Pas le choix, il faut dire. Encore incapable de lancer seule un modèle d'affaires viable, l'industrie de l'enregistrement musical doit faire avec les acteurs de la nouvelle économie. Non sans heurts, force est de constater.

«Encore récemment, les plateformes (téléchargement et/ou streaming) reprochaient aux maisons de disques d'exiger des avances (d'argent) tue-la-mort afin d'exploiter leurs répertoires. Or, ces avances ont été largement revues à la baisse ces deux dernières années. On l'a constaté en France, même chez les petits labels indépendants» observe le chroniqueur spécialisé Philippe Astor, du web média ÉlectronLibre.Info, joint à Cannes au cours du week-end.

«Ces derniers mois, observe également le spécialiste français, il s'est développé des choses intéressantes dans le secteur professionnel - B to B ou business to business. Par exemple, Noomiz travaille à générer des données qualitatives sur les produits qui circulent sur la Toile. Autre exemple, E-Numerica est un marché virtuel pour l'utilisation de la musique dans tous les secteurs de la production audiovisuelle - destiné au cinéma, la télévision ou la publicité. En fait, je crois que le nerf de la guerre en 2010 sera l'innovation dans ces outils destinés à maximiser l'offre en ligne; évaluer le comportement des consommateurs, cibler les marchés là où ils se trouvent, etc.»

Par ailleurs, l'IFPI déplore l'effet du piratage sur les artistes émergents de plusieurs marchés importants. En Espagne, les ventes de musique d'artistes du top 50 national auraient chuté de 65% entre 2004 et 2009. En France, on estime que le quart de la population télécharge illégalement, ce qui a engendré un déclin de 60% des sorties d'album entre 2003 et 2009. Au Brésil, les albums locaux produits par les majors ont chuté de 80% depuis 2005.

Voilà pourquoi l'association des majors exprime un besoin urgent afin qu'on actualise les lois sur le droit d'auteur en responsabilisant les fournisseurs d'accès et de service Internet - c'est-à-dire que ces derniers soient obligatoirement impliqués dans le pistage des internautes déviants. En ce sens, l'IFPI se réjouit que les gouvernements adoptent de plus en plus de lois exigeant la responsabilité des fournisseurs - la France, la Corée du sud, Taiwan, bientôt le Royaume-Uni et la Nouvelle Zélande. Cela étant, l'association estime que ce progrès devrait être beaucoup plus rapide qu'il ne l'est.
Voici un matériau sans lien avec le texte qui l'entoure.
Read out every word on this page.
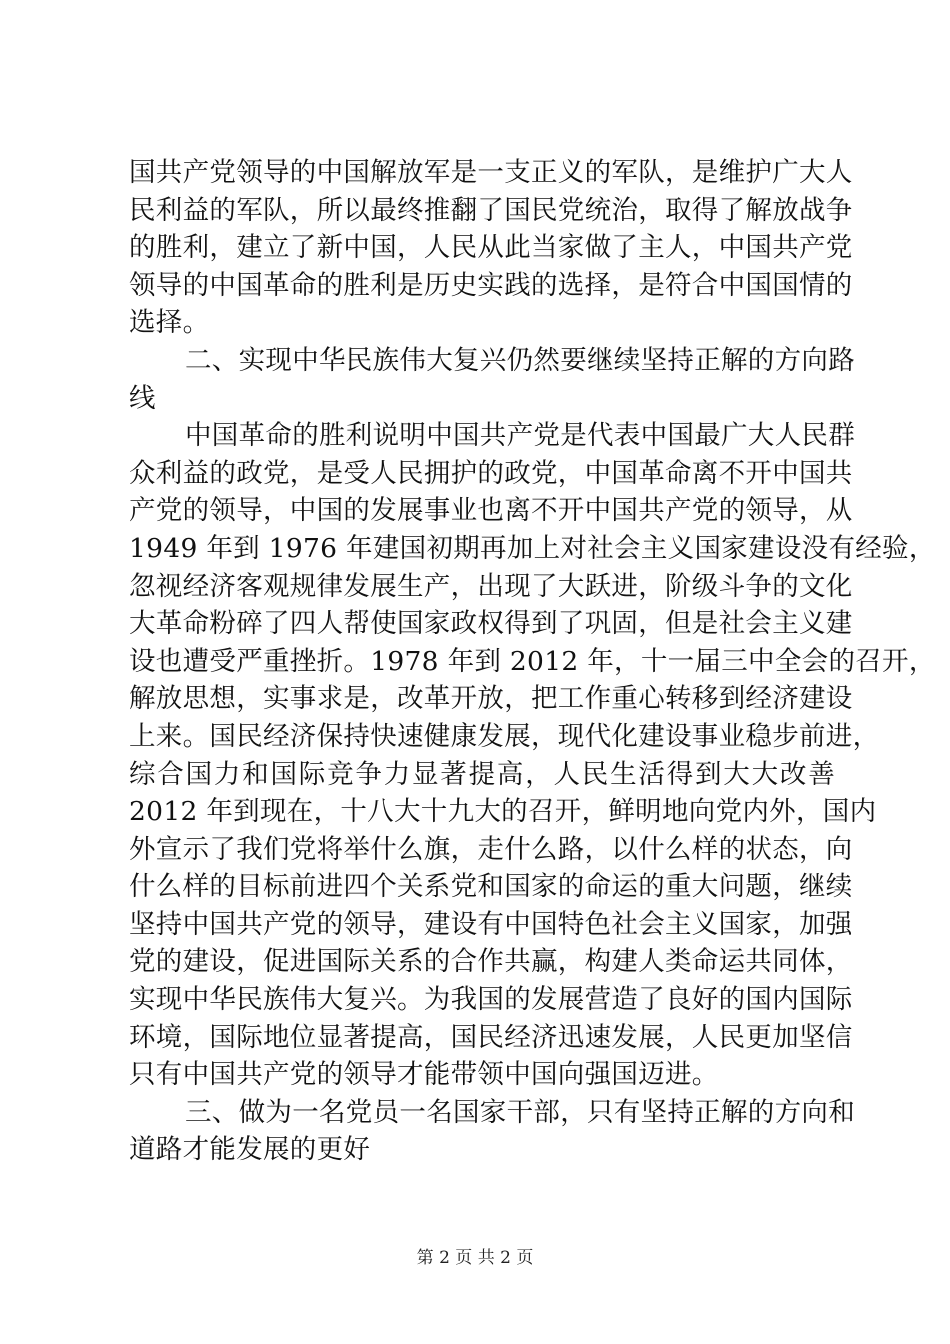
国共产党领导的中国解放军是一支正义的军队，是维护广大人
民利益的军队，所以最终推翻了国民党统治，取得了解放战争
的胜利，建立了新中国，人民从此当家做了主人，中国共产党
领导的中国革命的胜利是历史实践的选择，是符合中国国情的
选择。
二、实现中华民族伟大复兴仍然要继续坚持正解的方向路
线
中国革命的胜利说明中国共产党是代表中国最广大人民群
众利益的政党，是受人民拥护的政党，中国革命离不开中国共
产党的领导，中国的发展事业也离不开中国共产党的领导，从
1949 年到 1976 年建国初期再加上对社会主义国家建设没有经验，
忽视经济客观规律发展生产，出现了大跃进，阶级斗争的文化
大革命粉碎了四人帮使国家政权得到了巩固，但是社会主义建
设也遭受严重挫折。1978 年到 2012 年，十一届三中全会的召开，
解放思想，实事求是，改革开放，把工作重心转移到经济建设
上来。国民经济保持快速健康发展，现代化建设事业稳步前进，
综合国力和国际竞争力显著提高，人民生活得到大大改善
2012 年到现在，十八大十九大的召开，鲜明地向党内外，国内
外宣示了我们党将举什么旗，走什么路，以什么样的状态，向
什么样的目标前进四个关系党和国家的命运的重大问题，继续
坚持中国共产党的领导，建设有中国特色社会主义国家，加强
党的建设，促进国际关系的合作共赢，构建人类命运共同体，
实现中华民族伟大复兴。为我国的发展营造了良好的国内国际
环境，国际地位显著提高，国民经济迅速发展，人民更加坚信
只有中国共产党的领导才能带领中国向强国迈进。
三、做为一名党员一名国家干部，只有坚持正解的方向和
道路才能发展的更好
第 2 页 共 2 页
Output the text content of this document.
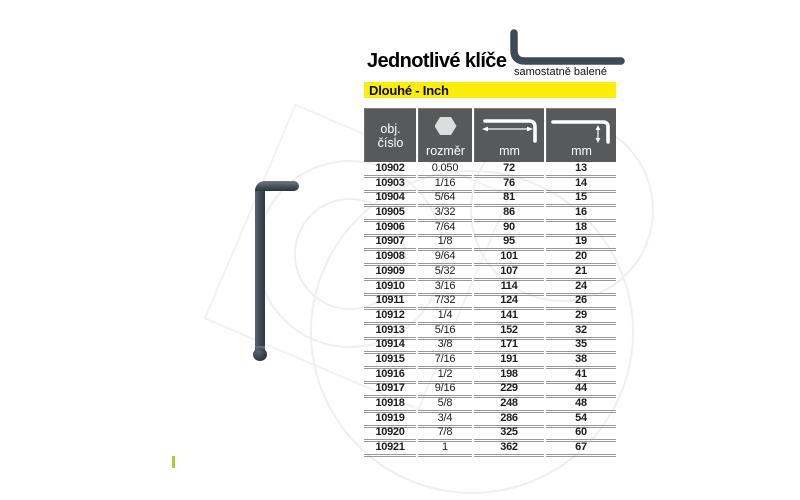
Jednotlivé klíče samostatně balené
Dlouhé - Inch
obj.
číslo
rozměr	mm	mm
10902	0.050	72	13
10903	1/16	76	14
10904	5/64	81	15
10905	3/32	86	16
10906	7/64	90	18
10907	1/8	95	19
10908	9/64	101	20
10909	5/32	107	21
10910	3/16	114	24
10911	7/32	124	26
10912	1/4	141	29
10913	5/16	152	32
10914	3/8	171	35
10915	7/16	191	38
10916	1/2	198	41
10917	9/16	229	44
10918	5/8	248	48
10919	3/4	286	54
10920	7/8	325	60
10921	1	362	67
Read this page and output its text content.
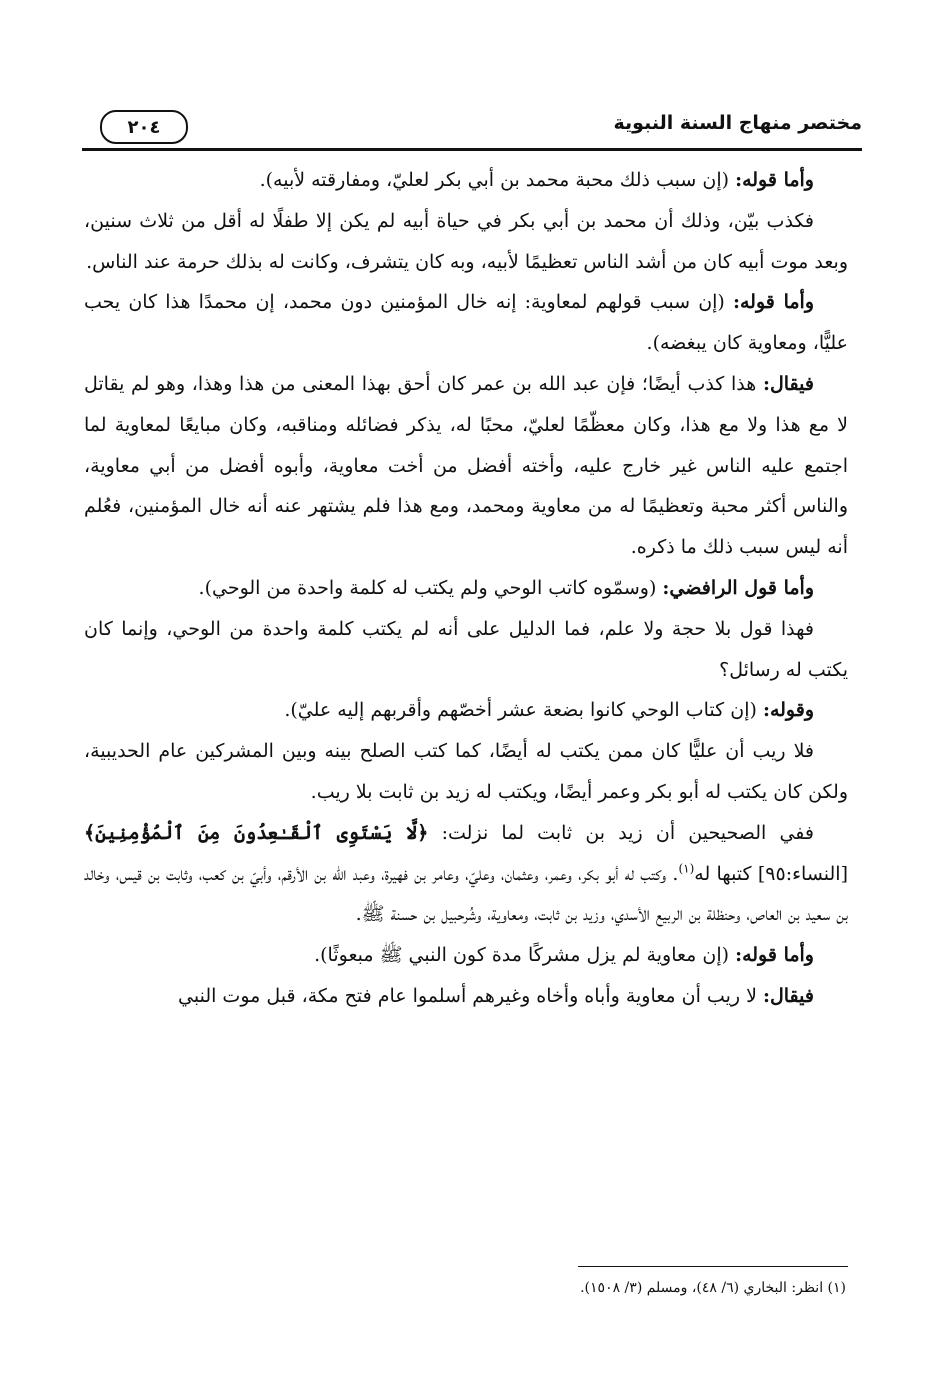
مختصر منهاج السنة النبوية
٢٠٤

وأما قوله: (إن سبب ذلك محبة محمد بن أبي بكر لعليّ، ومفارقته لأبيه).

فكذب بيّن، وذلك أن محمد بن أبي بكر في حياة أبيه لم يكن إلا طفلًا له أقل من ثلاث سنين، وبعد موت أبيه كان من أشد الناس تعظيمًا لأبيه، وبه كان يتشرف، وكانت له بذلك حرمة عند الناس.

وأما قوله: (إن سبب قولهم لمعاوية: إنه خال المؤمنين دون محمد، إن محمدًا هذا كان يحب عليًّا، ومعاوية كان يبغضه).

فيقال: هذا كذب أيضًا؛ فإن عبد الله بن عمر كان أحق بهذا المعنى من هذا وهذا، وهو لم يقاتل لا مع هذا ولا مع هذا، وكان معظّمًا لعليّ، محبًا له، يذكر فضائله ومناقبه، وكان مبايعًا لمعاوية لما اجتمع عليه الناس غير خارج عليه، وأخته أفضل من أخت معاوية، وأبوه أفضل من أبي معاوية، والناس أكثر محبة وتعظيمًا له من معاوية ومحمد، ومع هذا فلم يشتهر عنه أنه خال المؤمنين، فعُلم أنه ليس سبب ذلك ما ذكره.

وأما قول الرافضي: (وسمّوه كاتب الوحي ولم يكتب له كلمة واحدة من الوحي).

فهذا قول بلا حجة ولا علم، فما الدليل على أنه لم يكتب كلمة واحدة من الوحي، وإنما كان يكتب له رسائل؟

وقوله: (إن كتاب الوحي كانوا بضعة عشر أخصّهم وأقربهم إليه عليّ).

فلا ريب أن عليًّا كان ممن يكتب له أيضًا، كما كتب الصلح بينه وبين المشركين عام الحديبية، ولكن كان يكتب له أبو بكر وعمر أيضًا، ويكتب له زيد بن ثابت بلا ريب.

ففي الصحيحين أن زيد بن ثابت لما نزلت: ﴿لَّا يَسْتَوِى ٱلْقَـٰعِدُونَ مِنَ ٱلْمُؤْمِنِينَ﴾ [النساء:٩٥] كتبها له$^{(١)}$. وكتب له أبو بكر، وعمر، وعثمان، وعليّ، وعامر بن فهيرة، وعبد الله بن الأرقم، وأبيّ بن كعب، وثابت بن قيس، وخالد بن سعيد بن العاص، وحنظلة بن الربيع الأسدي، وزيد بن ثابت، ومعاوية، وشُرحبيل بن حسنة ﷺ.

وأما قوله: (إن معاوية لم يزل مشركًا مدة كون النبي ﷺ مبعوثًا).

فيقال: لا ريب أن معاوية وأباه وأخاه وغيرهم أسلموا عام فتح مكة، قبل موت النبي

(١) انظر: البخاري (٦/ ٤٨)، ومسلم (٣/ ١٥٠٨).
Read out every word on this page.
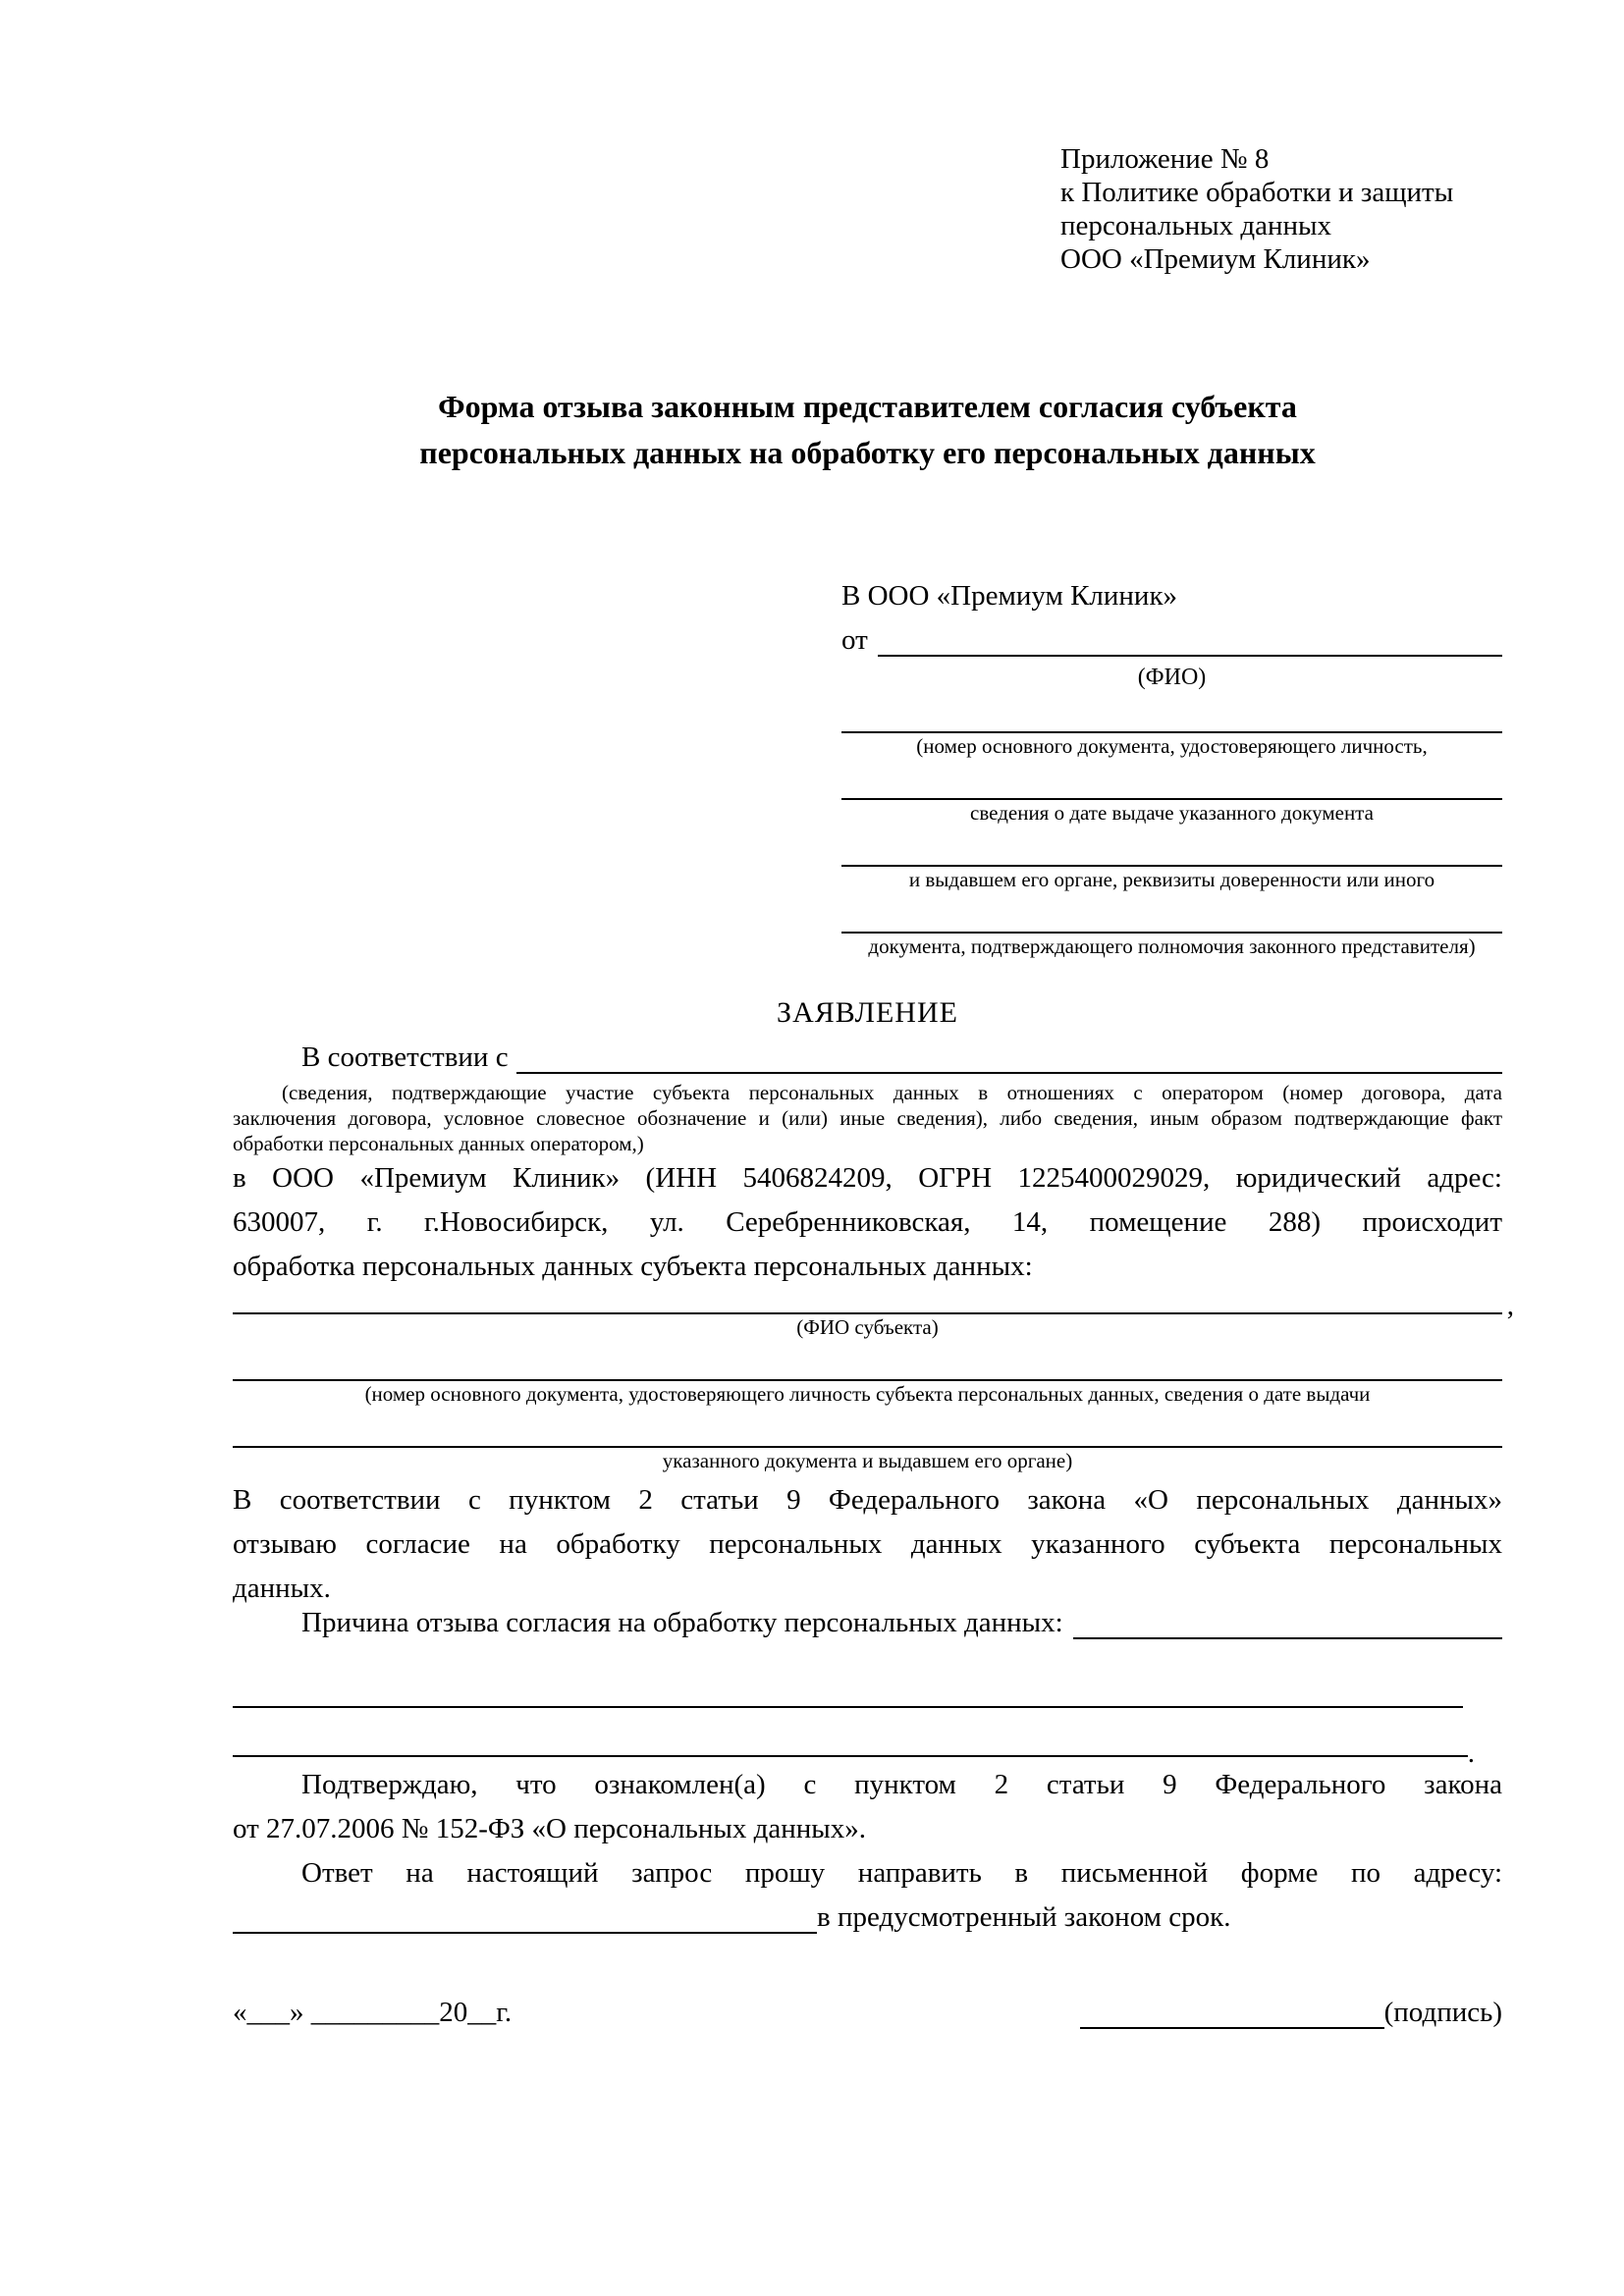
Приложение № 8
к Политике обработки и защиты
персональных данных
ООО «Премиум Клиник»
Форма отзыва законным представителем согласия субъекта
персональных данных на обработку его персональных данных
В ООО «Премиум Клиник»
от
(ФИО)
(номер основного документа, удостоверяющего личность,
сведения о дате выдаче указанного документа
и выдавшем его органе, реквизиты доверенности или иного
документа, подтверждающего полномочия законного представителя)
ЗАЯВЛЕНИЕ
В соответствии с
(сведения, подтверждающие участие субъекта персональных данных в отношениях с оператором (номер договора, дата
заключения договора, условное словесное обозначение и (или) иные сведения), либо сведения, иным образом подтверждающие факт
обработки персональных данных оператором,)
в ООО «Премиум Клиник» (ИНН 5406824209, ОГРН 1225400029029, юридический адрес:
630007, г. г.Новосибирск, ул. Серебренниковская, 14, помещение 288) происходит
обработка персональных данных субъекта персональных данных:
,
(ФИО субъекта)
(номер основного документа, удостоверяющего личность субъекта персональных данных, сведения о дате выдачи
указанного документа и выдавшем его органе)
В соответствии с пунктом 2 статьи 9 Федерального закона «О персональных данных»
отзываю согласие на обработку персональных данных указанного субъекта персональных
данных.
Причина отзыва согласия на обработку персональных данных:
.
Подтверждаю, что ознакомлен(а) с пунктом 2 статьи 9 Федерального закона
от 27.07.2006 № 152-ФЗ «О персональных данных».
Ответ на настоящий запрос прошу направить в письменной форме по адресу:
в предусмотренный законом срок.
«___» _________20__г.	(подпись)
«Il serait très bien d'annoncer que ces innovations se traduisent par de plus gros investissements dans le développement artistique, par un nombre accru d'emplois. Malheureusement, ce n'est pas le cas. Le piratage en ligne demeure une immense barrière pour la croissance du marché et génère une érosion constante de l'investissement dans les musiques locales», déplore le Britannique John Kennedy, président de l'IFPI.